POTTER,David M.
専門
私の専門は「政治学」です(主専門比較政治、副専門国際政治、アメリカ政治)。それまで一貫として「開発援助」ODAと「非政府組織」NPO・NGOを中心に研究を行ってきました。特に、日本のODA政策とアジアNGOの発達そして国際社会における政府と市民社会の役割について研究を続けいます。
研究を始めたきっかけ
研究を志したきっかけは高校時代の宮城県での交換留学です。ホームスティ―を通して国際交流の関心を持ち、将来外交官を志すようになりました。その後、大学院の時、開発途上国(今でいうグローバルサウス)の開発課題に関心が着目し、日本のODA政策の研究に取り組みました。そして、日本でフィールドワークをやっている時に、「NGO」が話題になり、ODAとどのような連携ができるか、という点に着目しました。
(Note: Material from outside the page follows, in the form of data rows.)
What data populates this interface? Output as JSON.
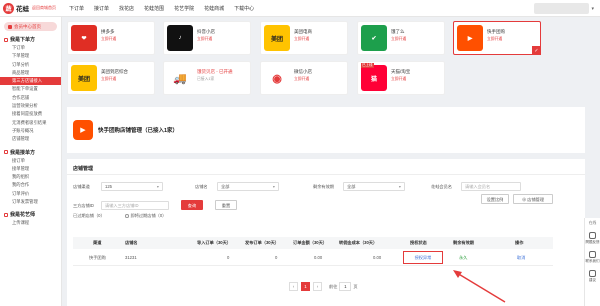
{
  "header": {
    "logo_mark": "蔬",
    "logo_name": "花蛙",
    "logo_sub": "返回商城首页",
    "nav": [
      "下订单",
      "接订单",
      "找花店",
      "花蛙范围",
      "花艺学院",
      "花蛙商城",
      "下载中心"
    ]
  },
  "sidebar": {
    "home": "会员中心首页",
    "groups": [
      {
        "title": "我是下单方",
        "items": [
          "下订单",
          "下单管理",
          "订单分析",
          "商品管理",
          "第三方店铺接入",
          "智能下单设置",
          "合作店铺",
          "运营效果分析",
          "接着同是投放费",
          "无消费者吸引结果",
          "子账号概况",
          "店铺管理"
        ]
      },
      {
        "title": "我是接单方",
        "items": [
          "接订单",
          "接单管理",
          "我的组织",
          "我的合作",
          "订单评价",
          "订单发票管理"
        ]
      },
      {
        "title": "我是花艺师",
        "items": [
          "上传课程"
        ]
      }
    ],
    "active": "第三方店铺接入"
  },
  "platforms": [
    {
      "name": "拼多多",
      "status": "立即开通",
      "icon": "pdd-icon",
      "color": "#e02e24",
      "glyph": "❤"
    },
    {
      "name": "抖音小店",
      "status": "立即开通",
      "icon": "douyin-icon",
      "color": "#111111",
      "glyph": "♪"
    },
    {
      "name": "美团电商",
      "status": "立即开通",
      "icon": "meituan-icon",
      "color": "#ffc300",
      "glyph": "美团"
    },
    {
      "name": "饿了么",
      "status": "立即开通",
      "icon": "eleme-icon",
      "color": "#1d9f4c",
      "glyph": "✔"
    },
    {
      "name": "快手团购",
      "status": "立即开通",
      "icon": "kuaishou-icon",
      "color": "#ff5000",
      "glyph": "▶",
      "selected": true
    },
    {
      "name": "美团到店综合",
      "status": "立即开通",
      "icon": "meituan-store-icon",
      "color": "#ffc300",
      "glyph": "美团"
    },
    {
      "name": "饿货贝店 - 已开通",
      "status": "已接入1家",
      "icon": "truck-icon",
      "color": "#ffffff",
      "glyph": "🚚"
    },
    {
      "name": "微信小店",
      "status": "立即开通",
      "icon": "wechat-shop-icon",
      "color": "#ffffff",
      "glyph": "◉"
    },
    {
      "name": "天猫/淘宝",
      "status": "立即开通",
      "icon": "tmall-icon",
      "color": "#ff0036",
      "glyph": "猫",
      "tag": "已上线"
    }
  ],
  "store_header": {
    "title": "快手团购店铺管理（已接入1家）"
  },
  "panel": {
    "title": "店铺管理",
    "filters": {
      "channel_label": "店铺渠道",
      "channel_value": "125",
      "store_label": "店铺名",
      "store_value": "全部",
      "expire_label": "剩余有效期",
      "expire_value": "全部",
      "member_label": "花蛙会员名",
      "member_placeholder": "请输入会员名",
      "thirdparty_label": "三方店铺ID",
      "thirdparty_placeholder": "请输入三方店铺ID",
      "search_btn": "查询",
      "reset_btn": "重置",
      "setting_btn": "设置比例",
      "manage_btn": "⊕ 店铺管理"
    },
    "tabs": [
      "已过期店铺（0）",
      "即将过期店铺（0）"
    ],
    "columns": [
      "渠道",
      "店铺名",
      "导入订单（30天）",
      "发布订单（30天）",
      "订单金额（30天）",
      "转佣金成本（30天）",
      "授权状态",
      "剩余有效期",
      "操作"
    ],
    "rows": [
      [
        "快手团购",
        "31231",
        "0",
        "0",
        "0.00",
        "0.00",
        "授权异常",
        "永久",
        "取消"
      ]
    ],
    "pager": {
      "prev": "‹",
      "current": "1",
      "next": "›",
      "goto_label": "前往",
      "goto_value": "1",
      "page_label": "页"
    }
  },
  "float": {
    "head": "在线",
    "items": [
      "問题反馈",
      "联系我们",
      "建议"
    ]
  }
}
その結果、現在の研究テーマへと発展しました。
研究の学術的意義
「アメリカ研究」から見れば、私の研究テーマ、すなわちODAとNGO、特に日本のODAとアジアのNGOは対象外と思われます。ただし、今でいうODAは戦後トルーマン政権が工夫した対外援助政策から始め、後先進諸国の外交・開発政策として拡張しました。また、世界のNGO・NPOの研究は大きくアメリカのNGOの研究に影響を受けています。従って、私がやっている研究は周辺から見たパクスアメリカナが構築した国際秩序の政策研究だと考えています。
研究の社会的意義
まず、ODA政策は国の予算構成において政策方針が具体策に変わります。つまり、市民から集めた税金をどのように使い、政策のプライオリティーはどの辺にあるかの議論です。特にODAの場合、そこから出る国内外利害関係の調整の問題は国によってどう解決するか、先進国市民の税金と被援助国の開発にどのように影響するかが重要な点だと思います。
NGOの場合、過去30年間広く社会活動をしていますが、それに伴って、政府の社会経済保障の役割が緩和しつつある状態です。こうした状態では、政府の社会保障のあり方、市民社会による社会保障のあり方はどの辺にあるか、官民のバランスをどのように取るかという問題は社会、時代によって異なります。
将来の研究の展望
近年は、アメリカ、カナダへ交換留学を経験したゼミ生との研究活動をきっかけに、NGOの重要な活動分野であるフードバンクに関心を深めました。2022年からはアメリカを中心にフードバンクの調査・研究を発展させていただく予定です。国際協力。社会福祉そして市民社会の役割を多角的な視点から研究し、その成果を教育や社会に環元することを目指しています。